Liu Wei (b. 1972, Beijing, China) graduated from the National Academy of Fine Arts, Hangzhou, China in 1996. His work has been featured at several significant institutions with recent solo exhibitions at PLATEAU, Samsung Museum of Art, Seoul (2016); Ullens Center for Contemporary Art, Beijing (2015); and Museum Boijmans Van Beuningen, Rotterdam (2014). Recent group exhibitions include Qatar Museums, Doha (2016); Fondation Louis Vuitton, Paris (2016); Asian Art Museum, San Francisco, and San Antonio Museum of Art, Texas (2015); Rubell Family Collection, Miami (2014); The Queens Museum, New York; Long Museum, Shanghai (2014); Minsheng Art Museum, Shanghai (2011); Centre Georges Pompidou, Paris (2010); National Art Museum of China, Beijing (2010); Ullens Center for Contemporary Art, Beijing (2010); Long March Space, Beijing (2010); Saatchi Gallery, London (2008); Bonniers Konsthall, Stockholm; and Mudam Luxembourg (2008). He has participated in numerous international biennials and triennials, including the 13th Biennale de Lyon (2015); 11th Sharjah Biennial (2013); 4th Gwangju Triennial (2012); Shanghai Biennial (2010); Busan Biennial (2008); Guangzhou Triennial, (2008); and 51st Venice Biennial (2005). His work is included in numerous museum collections at Astrup Fearnley Museet, Oslo, Norway; M+ Sigg Collection, Hong Kong; and the Rubell Family Collection, Miami, among others. Liu Wei lives and works in Beijing.

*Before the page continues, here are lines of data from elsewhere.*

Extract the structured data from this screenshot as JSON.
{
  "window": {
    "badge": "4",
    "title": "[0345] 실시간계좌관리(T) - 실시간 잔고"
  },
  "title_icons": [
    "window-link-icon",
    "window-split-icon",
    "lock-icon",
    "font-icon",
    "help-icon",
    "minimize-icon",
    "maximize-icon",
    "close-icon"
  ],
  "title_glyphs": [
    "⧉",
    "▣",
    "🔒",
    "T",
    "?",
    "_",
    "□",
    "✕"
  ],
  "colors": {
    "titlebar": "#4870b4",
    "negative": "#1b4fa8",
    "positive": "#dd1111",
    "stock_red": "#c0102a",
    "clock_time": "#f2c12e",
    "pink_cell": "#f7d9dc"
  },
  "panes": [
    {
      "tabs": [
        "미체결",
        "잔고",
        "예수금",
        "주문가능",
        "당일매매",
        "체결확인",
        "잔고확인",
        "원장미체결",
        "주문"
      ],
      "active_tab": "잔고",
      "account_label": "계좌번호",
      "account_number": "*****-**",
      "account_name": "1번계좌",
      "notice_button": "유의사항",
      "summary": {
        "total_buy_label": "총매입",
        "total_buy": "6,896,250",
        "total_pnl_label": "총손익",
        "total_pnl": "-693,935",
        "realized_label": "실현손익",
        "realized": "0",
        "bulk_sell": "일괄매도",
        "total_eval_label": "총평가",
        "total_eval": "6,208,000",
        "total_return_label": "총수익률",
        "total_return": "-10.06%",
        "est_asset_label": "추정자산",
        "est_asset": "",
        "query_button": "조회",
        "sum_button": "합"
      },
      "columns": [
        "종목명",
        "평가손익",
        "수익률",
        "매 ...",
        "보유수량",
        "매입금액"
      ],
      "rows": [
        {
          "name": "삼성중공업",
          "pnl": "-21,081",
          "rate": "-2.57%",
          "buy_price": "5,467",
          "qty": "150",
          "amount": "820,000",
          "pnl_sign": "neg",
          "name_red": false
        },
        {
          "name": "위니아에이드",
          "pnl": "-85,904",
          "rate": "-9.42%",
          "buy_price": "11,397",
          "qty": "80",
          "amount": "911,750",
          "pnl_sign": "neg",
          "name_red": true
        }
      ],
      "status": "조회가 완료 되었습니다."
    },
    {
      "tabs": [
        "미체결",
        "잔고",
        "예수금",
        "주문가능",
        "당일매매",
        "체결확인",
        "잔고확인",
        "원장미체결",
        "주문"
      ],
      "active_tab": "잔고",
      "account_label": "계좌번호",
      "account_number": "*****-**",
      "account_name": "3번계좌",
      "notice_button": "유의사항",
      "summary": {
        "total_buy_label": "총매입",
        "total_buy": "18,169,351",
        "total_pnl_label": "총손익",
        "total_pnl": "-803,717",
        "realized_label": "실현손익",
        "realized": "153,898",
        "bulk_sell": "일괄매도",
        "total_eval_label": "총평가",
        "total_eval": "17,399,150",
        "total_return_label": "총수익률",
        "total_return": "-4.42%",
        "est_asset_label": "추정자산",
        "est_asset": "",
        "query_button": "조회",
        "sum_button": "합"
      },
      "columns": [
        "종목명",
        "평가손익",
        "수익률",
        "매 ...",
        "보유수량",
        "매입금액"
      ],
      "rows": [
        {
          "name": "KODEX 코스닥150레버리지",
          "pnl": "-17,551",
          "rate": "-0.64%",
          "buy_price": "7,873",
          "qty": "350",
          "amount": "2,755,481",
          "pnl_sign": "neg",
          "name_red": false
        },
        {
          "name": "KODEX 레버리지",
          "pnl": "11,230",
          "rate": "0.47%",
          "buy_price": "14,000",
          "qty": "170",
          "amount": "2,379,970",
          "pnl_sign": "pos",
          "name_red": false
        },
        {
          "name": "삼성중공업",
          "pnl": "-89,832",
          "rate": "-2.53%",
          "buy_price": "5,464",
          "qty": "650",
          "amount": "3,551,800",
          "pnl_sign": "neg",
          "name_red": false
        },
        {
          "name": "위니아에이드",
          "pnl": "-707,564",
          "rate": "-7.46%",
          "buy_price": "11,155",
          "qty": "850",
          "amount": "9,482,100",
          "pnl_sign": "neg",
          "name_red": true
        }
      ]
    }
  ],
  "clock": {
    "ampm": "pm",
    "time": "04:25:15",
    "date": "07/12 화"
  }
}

Nari Ward (b. 1963, St. Andrew, Jamaica) received his BA from City University of New York, Hunter College, New York in 1991, and his MFA from the City University of New York, Brooklyn College in 1992. Ward’s mid-career survey exhibition, Sun Splashed, is currently on view through August 22, 2016 at The Barnes Foundation, Philadelphia, after first opening in 2015 at the Perez Art Museum, Miami. His work has been included in several group exhibitions at significant institutions, including Savannah College of Art and Design Museum, Savannah (2015); Louisiana State University Museum of Art, Baton Rouge (2014); Fabric Workshop and Museum, Philadelphia (2011); Massachusetts Museum of Contemporary Art, North Adams (2011); Isabella Stewart Gardner Museum, Boston (2002); and Walker Art Center, Minneapolis (2001, 2000). The artist has participated in a number of biennial exhibitions, including the Whitney Biennial (2006); Prospect 1 New Orleans (2008); and Documenta XI, Kassel, Germany (2003). Ward’s work is included in numerous museum collections at The Museum of Modern Art, New York; Baltimore Museum of Art; Brooklyn Museum; Nasher Museum of Art at Duke University, North Carolina; The Studio Museum in Harlem, New York; Walker Art Center, Minneapolis; and Whitney Museum of American Art, New York, among others. He lives and works in New York City.

About Lehmann Maupin
Founded in 1996 by partners Rachel Lehmann and David Maupin, Lehmann Maupin has fostered the careers of a diverse group of internationally renowned artists, both emerging and established, working in multiple disciplines and across varied media. With three locations—two in New York and one in Hong Kong—the gallery represents artists from the United States, Europe, Asia, South America, Africa, and the Middle East. Known for championing artists who create groundbreaking and challenging forms of visual expression, Lehmann Maupin presents work highlighting personal investigations and individual narratives through conceptual approaches that often address such issues as gender, class, religion, history, politics, and globalism.